Le programme spatial nord-américain a été très clair : l'exploitation de l'espace extra-atmosphérique sera menée par le secteur privé. Cela nous rappelle des scénarios dans lesquels, par faute de moyen, les États ont eu recours à ce secteur pour fournir des services ou des biens, déclenchant ainsi une série de problèmes telle que l'impossibilité pour les populations d'accéder à ces services et de bénéficier de leur exploitation. C'est ainsi qu’à un niveau international, une concurrence déloyale se créé entre les puissances spatiales et les États en développement.

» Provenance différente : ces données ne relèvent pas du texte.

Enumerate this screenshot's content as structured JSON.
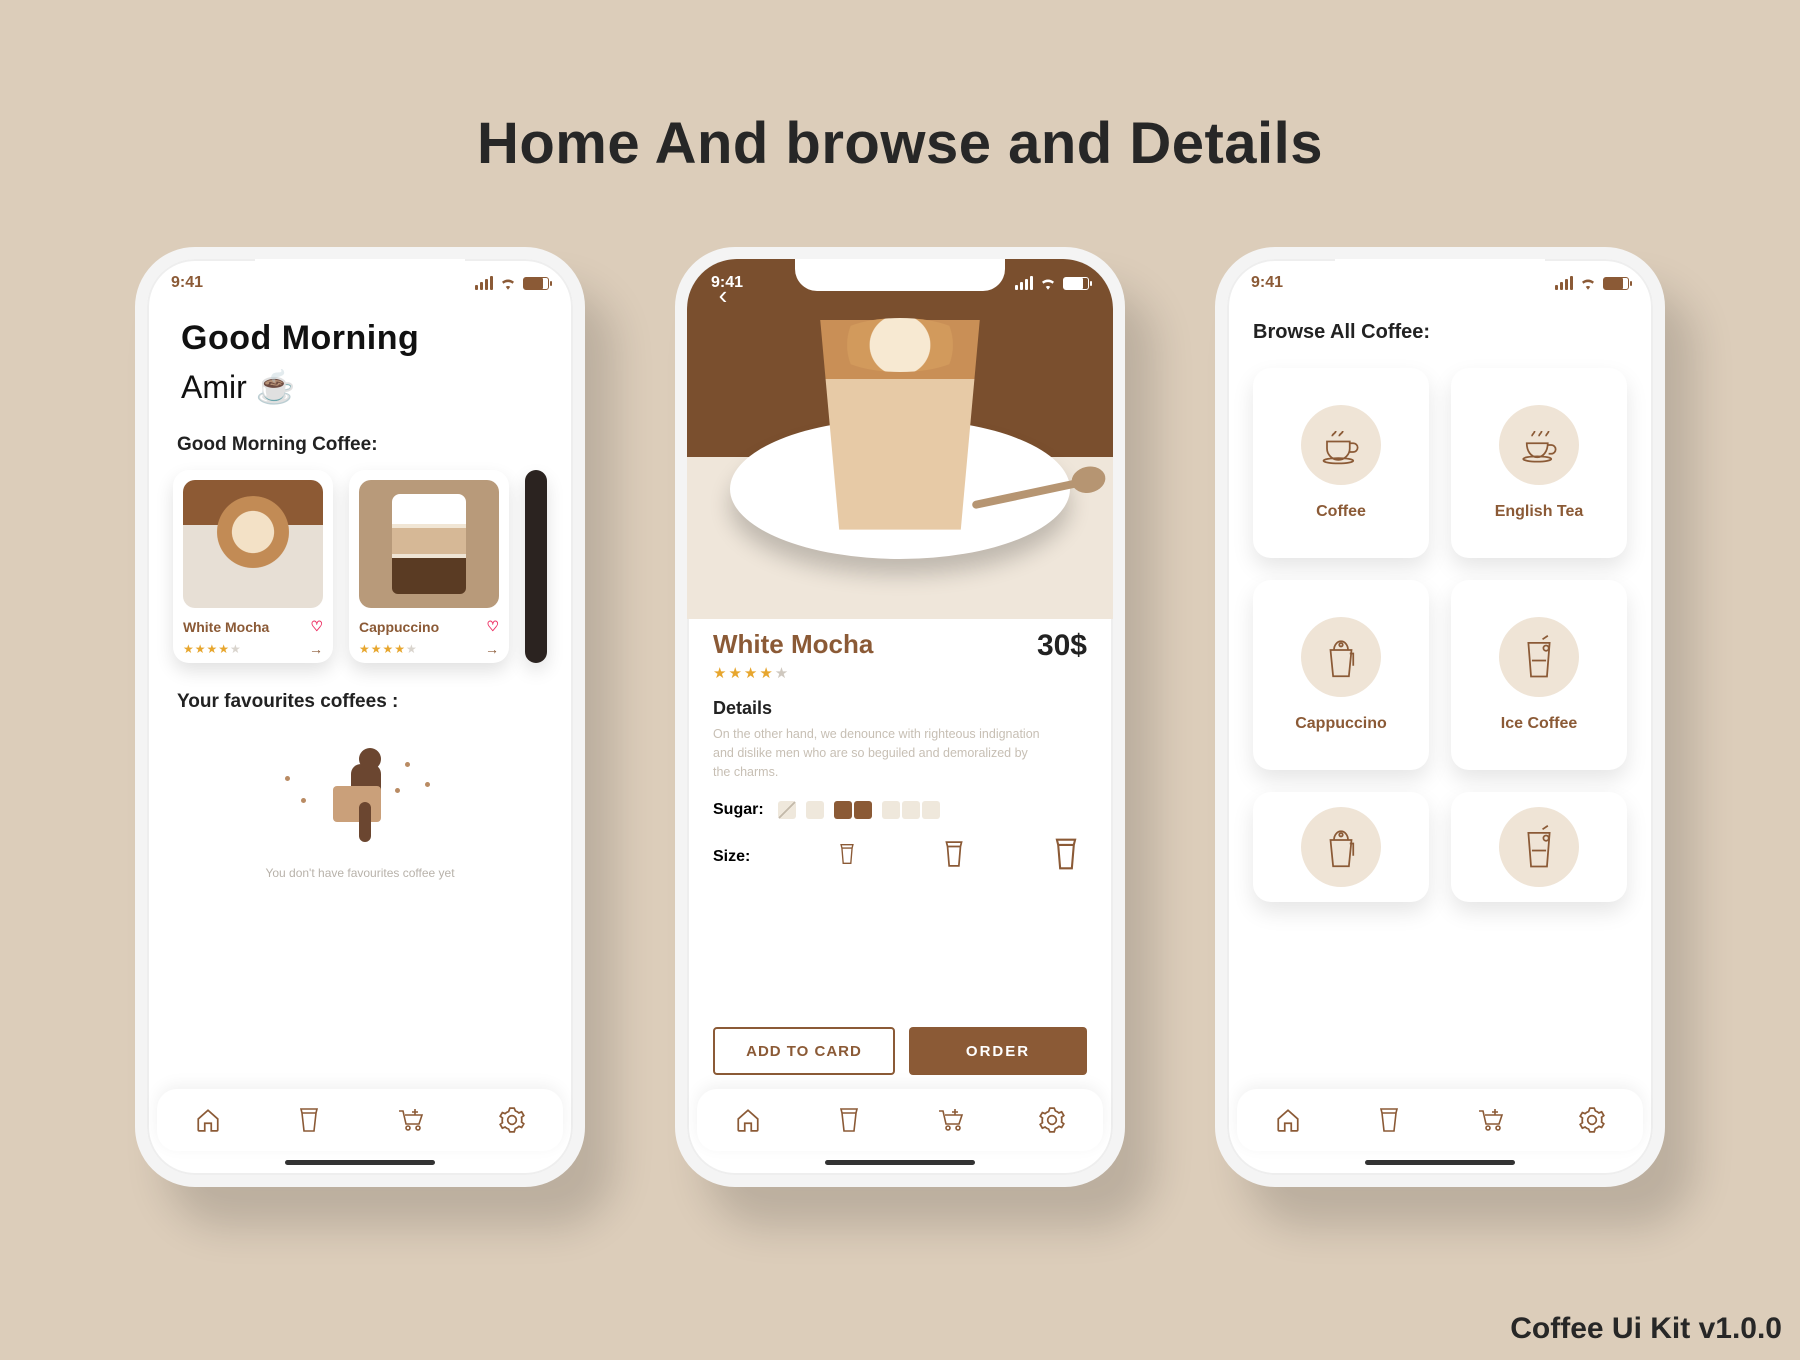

Malgré le fait que la Charte de l'espace, dans son article 4, relie les États à la responsabilité du fait des entités privées, de nombreuses puissances spatiales telles que les États-Unis ont profité d'un vide juridique dans le Traité de 1967, qui ne précise pas clairement la non-appropriation de l’espace par des entités privées. C'est ainsi que l'administration de Trump va à l'encontre du droit conventionnel.


Trump vient donc de signer le début d'une course illicite vers l'appropriation de ce qui nous appartient à tous en tant qu'Humanité.


De même, ledit décret prive la communauté internationale de toute autorité sur l'exploitation et l'utilisation de la Lune et de l'espace, rejetant ainsi toute objection de la part des Organisations Internationales. Cette position traduit une volonté claire de délégitimer à la fois les intérêts et la volonté des États, une attitude qui pourrait très bien être étendue à d'autres instances (notamment avec la décision prise devant l'Organisation Mondiale de la Santé).


Ce décret met ainsi en péril la confiance sur laquelle repose la validité du droit international ainsi que la coopération entre les États. De plus, l’absence d’accord ouvrirait la voie à de possibles affrontements en matière d’exploitation des ressources dans l’espace.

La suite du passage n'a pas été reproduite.